I’ve always claimed to have a black thumb. Last year I got married and received several different types of annuals as a wedding shower gift. I thought to myself, “This is it! This is my chance to show off how domesticated I am! I’ll adorn our garden with flowers and everyone who drives by, will know that these new kids in town really have their act together.”
We got married at the end of May. I’d say by July 4th, everything was brown, shriveled, and decaying. I killed each and every single one of them. In the matter of a few weeks.
So fast forward to today. One year later and I’ve given it another try. I went to the nursery myself, picked out a plethora of different annuals, a few tomato and pepper plants, and came home to decorate our flower bed. As I’ve watered them, weeded, when I’ve found the time, and taken some pride in the fact that this year is much better than last year – God shows me His love.
My garden was doing well with the exception of one yellow gerber daisy plant. After about a month, all the petals fell off and I was left with a bunch of stems sticking out of the flower pot. Weeks went by. My husband and I mowed the lawn, watered all the flowers, including our de-funked looking gerber daisy and I just kept putting off doing anything with it. I was planning on throwing it in the compost for our worm friends in the back.
Until one day, I was leaving to go to work – looking to the right before I hit the road, and I saw yellow petals again. There was another blossom. The angels in heaven were singing hallelujah – I swear it.
God brings life from death.
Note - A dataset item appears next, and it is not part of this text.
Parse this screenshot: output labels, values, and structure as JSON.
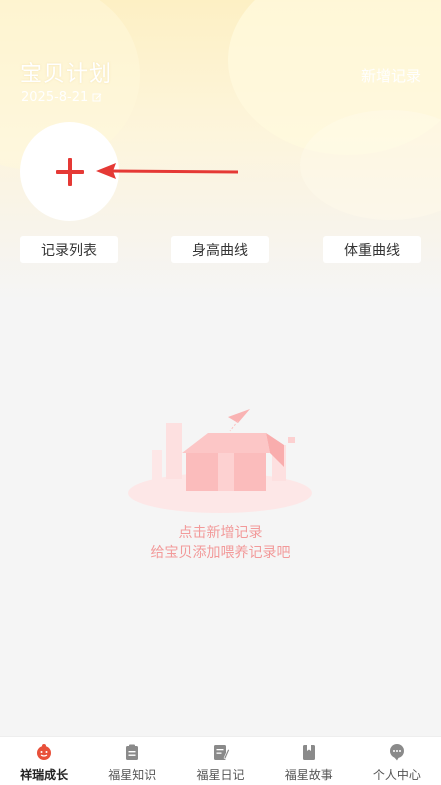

This is what he says about it in Isaiah 61:1-3,
“The Spirit of the Sovereign Lord is on me, because the Lord has anointed me to proclaim good news to the poor.
He has sent me to bind up the brokenhearted, to proclaim freedom for the captives and release from darkness for the prisoners, to proclaim the year of the Lord’s favor and the day of vengeance of our God, to comfort all who mourn,
and provide for those who grieve in Zion—to bestow on them a crown of beauty instead of ashes, the oil of joy instead of mourning, and a garment of praise instead of a spirit of despair. They will be called oaks of righteousness, a planting of the Lord for the display of his splendor.”
The theme of beauty from ashes has been written all over this year for us, for our church, and for our community. Our world is so broken, there is so much hardship, and flowers die. But God knows it all. Nothing gets past Him. This includes your struggles, pain, grief, and hopelessness, you see as wilted dead stem, God can and will bring new life from it, if you let him. In fact, he has this to say about hardship,
Count it all joy, my brothers,[b] when you meet trials of various kinds, 3 for you know that the testing of your faith produces steadfastness. James 1:2,3.
Expect trials, but know that they produce. His love endures, whether we see or feel that he is watering and caring for us or not.
So I say, let’s do this thing God. I can give you everything in me that seems like it’s dead and worthless and you will create a testimony, a new blossom. You can give me flowers to take care of – or people who are broken. They are yours anyway. You promise redemption, and I want to see it through. So I’m not giving up on my flowers. You aren’t giving up on your people.